Now that’s out of the way I can write the usual grumble about the process of getting software into the App Store. My iMac refused to codesign the binary so I couldn’t release it on that machine. It kept insisting that there weren’t enough teams (or some similarly meaningless error). It was right - my provisioning profiles in the Xcode Organiser had “Unknown” listed as their team. Trying to refresh via the Organiser didn’t work. I eventually discovered that the way to fix the problem was to delete absolutely everything from the “login” keychain and refresh in the organiser, but not before I’d spent two hours fighting with the damned thing and switched to my MacBook instead.

On the MacBook, I discovered that I had too many teams. My last employer didn’t get around to revoking my access to their iOS developer team. I removed myself, but it seems that removing access doesn’t remove me from the team. I apparently have to contact Apple to do that, which I assume is because Apple love their developers so much they want to interact with them whenever possible. It’s not that they hate their developers and can’t be bothered to make a UI for that function.

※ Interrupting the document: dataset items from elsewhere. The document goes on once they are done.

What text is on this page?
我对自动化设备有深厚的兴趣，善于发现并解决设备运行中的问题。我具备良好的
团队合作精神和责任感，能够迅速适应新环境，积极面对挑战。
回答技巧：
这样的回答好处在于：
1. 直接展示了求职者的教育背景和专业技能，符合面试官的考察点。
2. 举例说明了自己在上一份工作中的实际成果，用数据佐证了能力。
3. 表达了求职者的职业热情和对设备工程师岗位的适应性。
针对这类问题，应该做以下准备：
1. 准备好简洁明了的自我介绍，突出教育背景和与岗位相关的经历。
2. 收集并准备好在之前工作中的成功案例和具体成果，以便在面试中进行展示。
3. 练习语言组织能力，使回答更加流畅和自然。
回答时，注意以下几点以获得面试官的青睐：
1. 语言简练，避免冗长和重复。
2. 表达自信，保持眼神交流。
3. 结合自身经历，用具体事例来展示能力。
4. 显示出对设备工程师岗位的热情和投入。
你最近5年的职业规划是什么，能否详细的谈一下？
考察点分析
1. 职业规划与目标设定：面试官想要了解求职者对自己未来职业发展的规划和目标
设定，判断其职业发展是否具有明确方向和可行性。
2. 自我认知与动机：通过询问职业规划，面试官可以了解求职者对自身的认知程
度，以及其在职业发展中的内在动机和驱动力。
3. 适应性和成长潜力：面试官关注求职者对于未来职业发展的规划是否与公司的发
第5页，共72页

In total, giving Apple $99 for the developer licence probably took about 10 minutes. Getting codesigning to work took about 3 hours. The approval process took exactly 2 weeks. Going from “ready for sale” status to appearing in app store searches took 6 hours.

2012-07-14

Super Foul Egg 20120714

Another Super Foul Egg release:

This one reduces the difficulty of the “Hard” AI to somewhere in between the old level and “Medium”. I’ve retained the old “Hard” level but renamed it to “Insane”.

I’ll get around to the last menu eventually. The problem I have with Super Foul Egg development is that I’ll add something, compile it, try out the change, and then end up playing the game for an hour or so and forgetting that I’m supposed to be writing it, not enjoying it. At that point I’ll have no time left to do anything else. Plus, I’m really sick of creating menu systems.

2012-07-03

Super Foul Egg 20120702

Here’s the first release of the newly rebranded Super Foul Egg for OSX:

This version includes the original title music/screen, plus a basic menu for choosing the game mode (practice, easy/medium/hard AI, two player). This build probably requires Lion, but I haven’t got any older OSX installs to test on.

It also includes an improved AI that I wrote months ago but didn’t get around to blogging about. The old AI tried to figure out where best to place an egg pair based on the number of connections that a given placement would make. It tried every column for both horizontal orientations, and each outcome was penalised for increasing the overall height of the playfield. The new AI creates copies of the game grid and runs simulations of all possible moves that it can make. It takes into account sequential chains, chain lengths, garbage egg removals and overall grid height. Once all of the simulations has run it chooses the move that produces the highest score.

The new AI doesn’t consider the pair of next eggs that are due to fall, but as I don’t recall ever beating it on its hardest setting (with the standard 4 egg colours) that isn’t really a concern. The main motivation for rewriting it was to improve its performance with 5 and 6 egg colours (which aren’t exposed in the menu system yet). If I remember correctly, the new version beats the old one most of the time.

2012-05-13

EarthShakerDS 20120513

It’s about time for another EarthShakerDS release:

EarthShakerDS 20120513

Changes this time around include:

  • The ability to load and save levels in the editor with user-defined names (so you can have more than one custom level, and share them with other people);
  • A “Custom Level” option on the title screen listing all user-created levels
  • Slightly re-organised level editor;
  • The ability to load and save boulder/wall/door/soil types in a custom level;
  • Fixed for the latest devkitARM;
  • Updated to the latest WoopsiGfxGameTemplate (fixes SDL version);
  • Start button can be used to test a level in the editor;
  • Select button can page through level editor menu panels.

I need to finish off the file requester in the level editor and it’ll finally be done.

Looking through this code again, I’m astonished at the level of spaghettification. On the other hand, I did knock the whole thing up in a couple of weeks.